Immunohistochemistry
Paraffin-embedded brain sections were deparaffinized in xylene and immersed in citrate buffer for antigen retrieval by microwave for 20 min. Then, the endogenous peroxides were blocked by 3% H2O2 for 30 min, and nonspecific antigens were blocked by 5% goat serum for 30 min at 37°C. The sections were incubated at 4°C overnight with primary antibodies IκBα rabbit monoclonal antibody (ab32518, Abcam, USA, 1:100) and anti-NF-κB p65 rabbit monoclonal antibody (#8242, CST, USA, 1:400). The next day, the sections were incubated with secondary horseradish peroxidase-conjugated goat anti-rabbit (Proteintech™, 1:2000) and stained with 3,3ʹ-diaminobenzidine (DAB) substrate. Images were acquired using an automatic microscope (Olympus, Tokyo, Japan)(Qin, Luo et al., 2013).
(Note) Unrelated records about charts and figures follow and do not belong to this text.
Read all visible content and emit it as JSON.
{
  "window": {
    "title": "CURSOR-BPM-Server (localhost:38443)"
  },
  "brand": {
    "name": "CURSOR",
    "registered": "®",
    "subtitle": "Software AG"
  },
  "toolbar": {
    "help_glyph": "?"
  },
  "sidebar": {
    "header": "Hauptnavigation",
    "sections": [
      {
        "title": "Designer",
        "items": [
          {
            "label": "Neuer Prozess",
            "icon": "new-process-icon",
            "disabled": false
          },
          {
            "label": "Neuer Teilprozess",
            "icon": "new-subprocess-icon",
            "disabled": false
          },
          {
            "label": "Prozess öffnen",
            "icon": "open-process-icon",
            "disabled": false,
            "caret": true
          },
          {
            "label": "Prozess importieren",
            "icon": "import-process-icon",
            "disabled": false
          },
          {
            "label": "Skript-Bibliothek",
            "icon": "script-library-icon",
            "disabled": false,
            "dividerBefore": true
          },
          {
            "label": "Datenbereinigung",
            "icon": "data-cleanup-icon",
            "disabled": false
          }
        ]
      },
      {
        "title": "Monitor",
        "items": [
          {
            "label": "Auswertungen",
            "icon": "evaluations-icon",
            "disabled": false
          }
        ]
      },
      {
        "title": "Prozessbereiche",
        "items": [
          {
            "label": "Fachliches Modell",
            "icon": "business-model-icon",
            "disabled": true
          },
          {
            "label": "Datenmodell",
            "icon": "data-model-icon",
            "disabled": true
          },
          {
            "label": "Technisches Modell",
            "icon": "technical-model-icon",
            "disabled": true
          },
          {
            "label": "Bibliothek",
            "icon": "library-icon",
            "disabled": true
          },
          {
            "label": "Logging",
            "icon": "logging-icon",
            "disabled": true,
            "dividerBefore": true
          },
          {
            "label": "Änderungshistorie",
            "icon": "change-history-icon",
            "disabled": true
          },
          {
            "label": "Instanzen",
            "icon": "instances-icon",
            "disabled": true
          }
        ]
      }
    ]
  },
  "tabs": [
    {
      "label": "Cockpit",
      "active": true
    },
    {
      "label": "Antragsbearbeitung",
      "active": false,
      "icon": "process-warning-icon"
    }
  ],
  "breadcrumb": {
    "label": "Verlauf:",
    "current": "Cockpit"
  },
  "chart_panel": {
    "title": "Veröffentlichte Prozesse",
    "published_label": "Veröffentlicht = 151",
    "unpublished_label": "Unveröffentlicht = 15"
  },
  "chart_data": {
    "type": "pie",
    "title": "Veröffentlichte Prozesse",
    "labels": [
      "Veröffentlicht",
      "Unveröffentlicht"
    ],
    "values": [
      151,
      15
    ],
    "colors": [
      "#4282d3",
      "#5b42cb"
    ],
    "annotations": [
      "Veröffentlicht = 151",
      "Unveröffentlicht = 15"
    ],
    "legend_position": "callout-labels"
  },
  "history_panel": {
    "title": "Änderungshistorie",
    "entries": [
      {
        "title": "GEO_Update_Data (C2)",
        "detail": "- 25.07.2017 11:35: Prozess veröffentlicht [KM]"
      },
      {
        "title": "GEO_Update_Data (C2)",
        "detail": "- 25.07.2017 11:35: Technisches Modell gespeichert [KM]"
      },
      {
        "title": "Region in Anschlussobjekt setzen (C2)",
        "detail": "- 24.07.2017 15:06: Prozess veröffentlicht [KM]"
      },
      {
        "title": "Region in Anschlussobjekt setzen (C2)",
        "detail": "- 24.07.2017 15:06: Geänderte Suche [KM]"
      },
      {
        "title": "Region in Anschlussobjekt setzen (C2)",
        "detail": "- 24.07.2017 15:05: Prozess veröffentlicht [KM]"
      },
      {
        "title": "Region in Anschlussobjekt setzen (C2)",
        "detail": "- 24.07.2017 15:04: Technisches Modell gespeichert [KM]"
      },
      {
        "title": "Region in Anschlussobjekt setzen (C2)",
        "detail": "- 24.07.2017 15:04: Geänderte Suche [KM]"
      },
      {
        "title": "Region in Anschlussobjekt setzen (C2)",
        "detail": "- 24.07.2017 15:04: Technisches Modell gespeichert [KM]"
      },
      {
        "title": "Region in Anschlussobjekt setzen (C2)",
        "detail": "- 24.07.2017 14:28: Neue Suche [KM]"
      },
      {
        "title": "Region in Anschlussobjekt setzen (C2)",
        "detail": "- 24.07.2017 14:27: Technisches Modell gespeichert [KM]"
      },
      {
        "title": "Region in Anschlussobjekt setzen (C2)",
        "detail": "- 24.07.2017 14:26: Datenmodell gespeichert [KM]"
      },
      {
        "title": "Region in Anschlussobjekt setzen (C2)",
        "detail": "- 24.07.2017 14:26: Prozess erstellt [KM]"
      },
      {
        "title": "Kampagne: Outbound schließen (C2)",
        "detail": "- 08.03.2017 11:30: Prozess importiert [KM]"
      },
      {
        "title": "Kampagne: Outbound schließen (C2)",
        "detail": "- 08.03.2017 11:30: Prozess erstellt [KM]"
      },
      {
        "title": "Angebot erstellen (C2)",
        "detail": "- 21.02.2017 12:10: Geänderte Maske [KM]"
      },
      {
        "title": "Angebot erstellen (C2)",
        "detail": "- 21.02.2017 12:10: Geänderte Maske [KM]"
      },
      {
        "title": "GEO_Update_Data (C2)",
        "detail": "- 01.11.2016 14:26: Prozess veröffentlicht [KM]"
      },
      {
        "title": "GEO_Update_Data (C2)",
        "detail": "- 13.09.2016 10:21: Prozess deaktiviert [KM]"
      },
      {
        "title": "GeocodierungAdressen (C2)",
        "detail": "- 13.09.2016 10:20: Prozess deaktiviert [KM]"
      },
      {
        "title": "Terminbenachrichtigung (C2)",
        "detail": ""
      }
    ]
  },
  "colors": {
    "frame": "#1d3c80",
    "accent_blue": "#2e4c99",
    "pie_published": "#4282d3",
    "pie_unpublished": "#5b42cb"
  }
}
Enzyme-linked immunosorbent assay (ELISA)
The levels of tumor necrosis factor alpha (TNF-α), interleukin-1 beta (IL-1β) and interleukin-6 (IL-6) in brain tissues from the ischaemic penumbra of the cerebral cortex were detected using ELISA kits (no. EK0526 96T, EK0393 and EK0412 96T, BOSTER Co.) according to the manufacturer’s instructions. The whole experimental flowchart is shown in
Statistical analysis
The neurological scores were analysed using Kruskal-Wallis tests followed by post hoc Dunn’s multiple comparison tests, and all other data were expressed as the mean±SEM. The expression of OTULIN mRNA and protein among the Sham, tMCAO and EA groups was compared using two-way ANOVA with Bonferroni post hoc tests. All other quantitative data were analysed using one-way ANOVA followed by Tukey’s post hoc test for multiple comparisons. Statistical analysis was performed using SPSS 19.0. P<0.05 was considered statistically significant.